Modernism, Part I

It is next to impossible for us today fully to understand how painful, traumatic, and confusing the advent of modernity was to the people who witnessed it. We are the product of the enormous tectonic shift that occurred at the end of the XIXth and the beginning of the XXth century. Everything we are, do, think, and believe is defined by that watershed moment in history. All of the major conflicts in the world today – both on the global stage and within individual countries – are defined by the tensions between those who have managed to absorb the transformation and adapt to it and those who are still either struggling to do so or resisting modernity altogether. Two world wars have been fought over this, and we are not out of the woods yet in terms of the possibility of a third one fought for the same reason.

Artists were warning us way ahead of time that the shift was coming. Art tends to be very sensitive to these transformations, which is why artists begin to produce the kind of art that corresponds to the changes in the existing reality long before individuals and governments catch up. The price many of these artists paid for their creative prescience was that of being excoriated, persecuted, ridiculed, and then glorified and worshiped after their deaths.

The technological progress made profound transformations in art inevitable. The photographic camera and later the cinematographic camera changed art forever. It made absolutely no sense any longer to create a painting that would strive to depict reality as faithfully as possible. A painter could not hope to win a competition with a photographic camera. This is why artists needed to learn to do something different. They had to offer more than a representation of reality. When they started doing that, however, the rejection of their art was swift and brutal.

impression soleil levant

 “A draft of a wallpaper pattern is more finished than this seascape,” said journalist and critic Louis Leroy about the painting “Impression: soleil levant” by Claude Monet that you can see on the left. The new sensibilities that this kind of art addressed were menacing and confusing for many people. With so many changes occurring in the world around them, they found it hard to accept that art would now be completely different from what they were used to, as well.

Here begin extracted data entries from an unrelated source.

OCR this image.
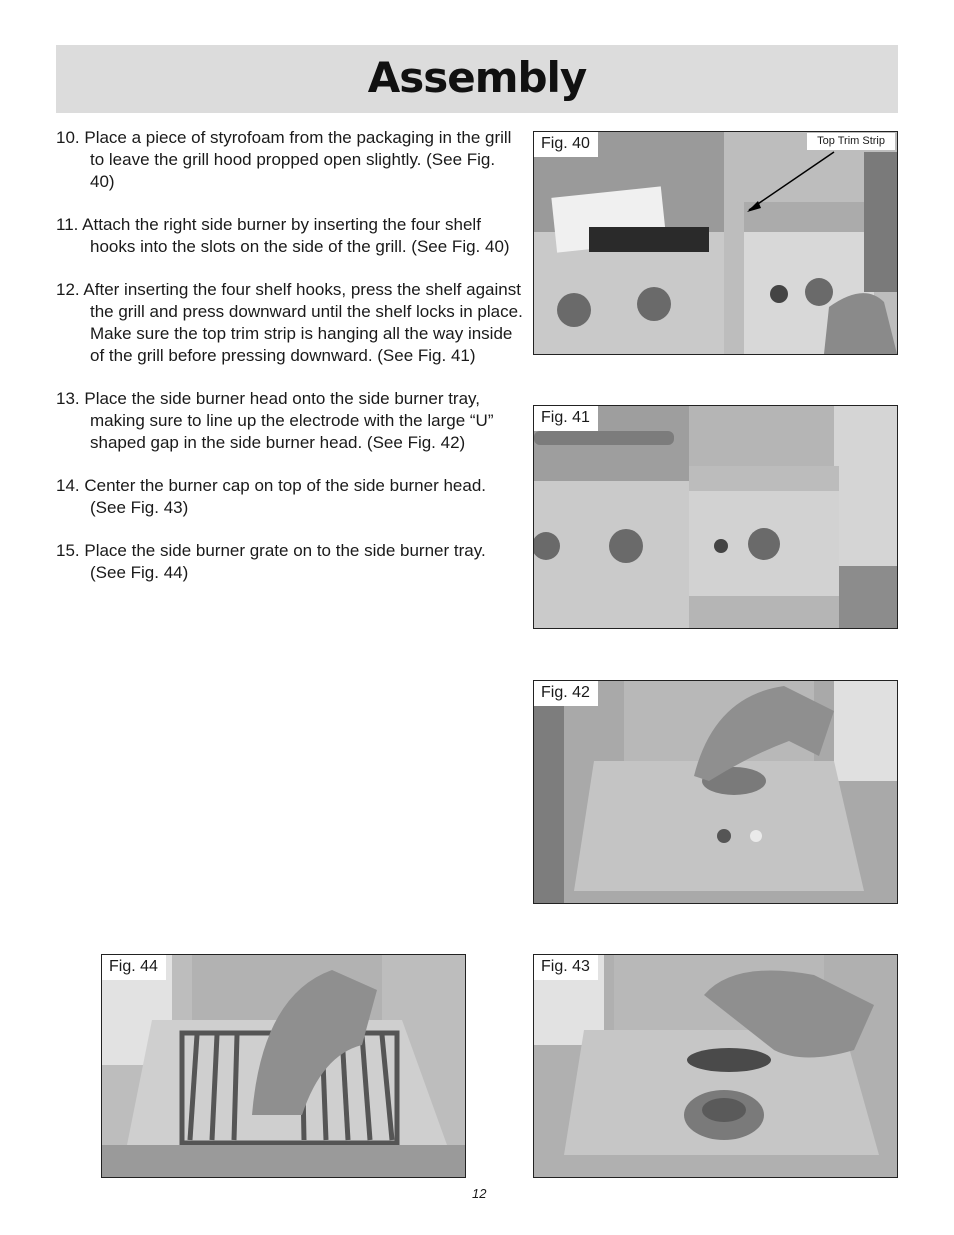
Assembly
10. Place a piece of styrofoam from the packaging in the grill to leave the grill hood propped open slightly. (See Fig. 40)
11. Attach the right side burner by inserting the four shelf hooks into the slots on the side of the grill. (See Fig. 40)
12. After inserting the four shelf hooks, press the shelf against the grill and press downward until the shelf locks in place. Make sure the top trim strip is hanging all the way inside of the grill before pressing downward. (See Fig. 41)
13. Place the side burner head onto the side burner tray, making sure to line up the electrode with the large “U” shaped gap in the side burner head. (See Fig. 42)
14. Center the burner cap on top of the side burner head. (See Fig. 43)
15. Place the side burner grate on to the side burner tray. (See Fig. 44)
Fig. 40	Top Trim Strip
Fig. 41
Fig. 42
Fig. 44	Fig. 43
12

The advent of modernity was more painful for some countries than for others. In 1914, a clash between the countries that were at different stages in their absorption of these transformations erupted. The clunky, old, outdated empires that were finding it impossibly hard to modernize were not going down without a fight. The Great War of 1914-1918 would show everybody, once and for all that modernity came at a price.

P.S. My blog, my posts, my vision. Feel free to offer your own, of course, but don’t question my right to express mine.

13 thoughts on “Modernism, Part I”

  1. I like the interpretation given by Clarissa, but I tend to see modernity (and hence, modernism in its tow) as being formulated by industrialization. WW1 was a war fought for colonies.


          1. I don’t think that is a useful hypothesis regarding this particular case. My father is very skilled at shutting out the outside world. He’s not a moralist; just states what he perceives.


              1. No,I didn’t think you were. But I will check with him again, to make sure of his views. He has an automatic resistance to Marxism, or feminism, or anything new or liberating. So, he is not a socially influenced type.


  2. I’m so looking forward to these series of posts. I know they’re not the most popular by far but I appreciate that you take the time to write them.

    Do you think society today is changing as dramatically as it did during modernism? If so do you think art is reflecting it? or do you think the relevance of art in society is less than during that time? or is this perhaps something that we will only understand later on when it already has settled?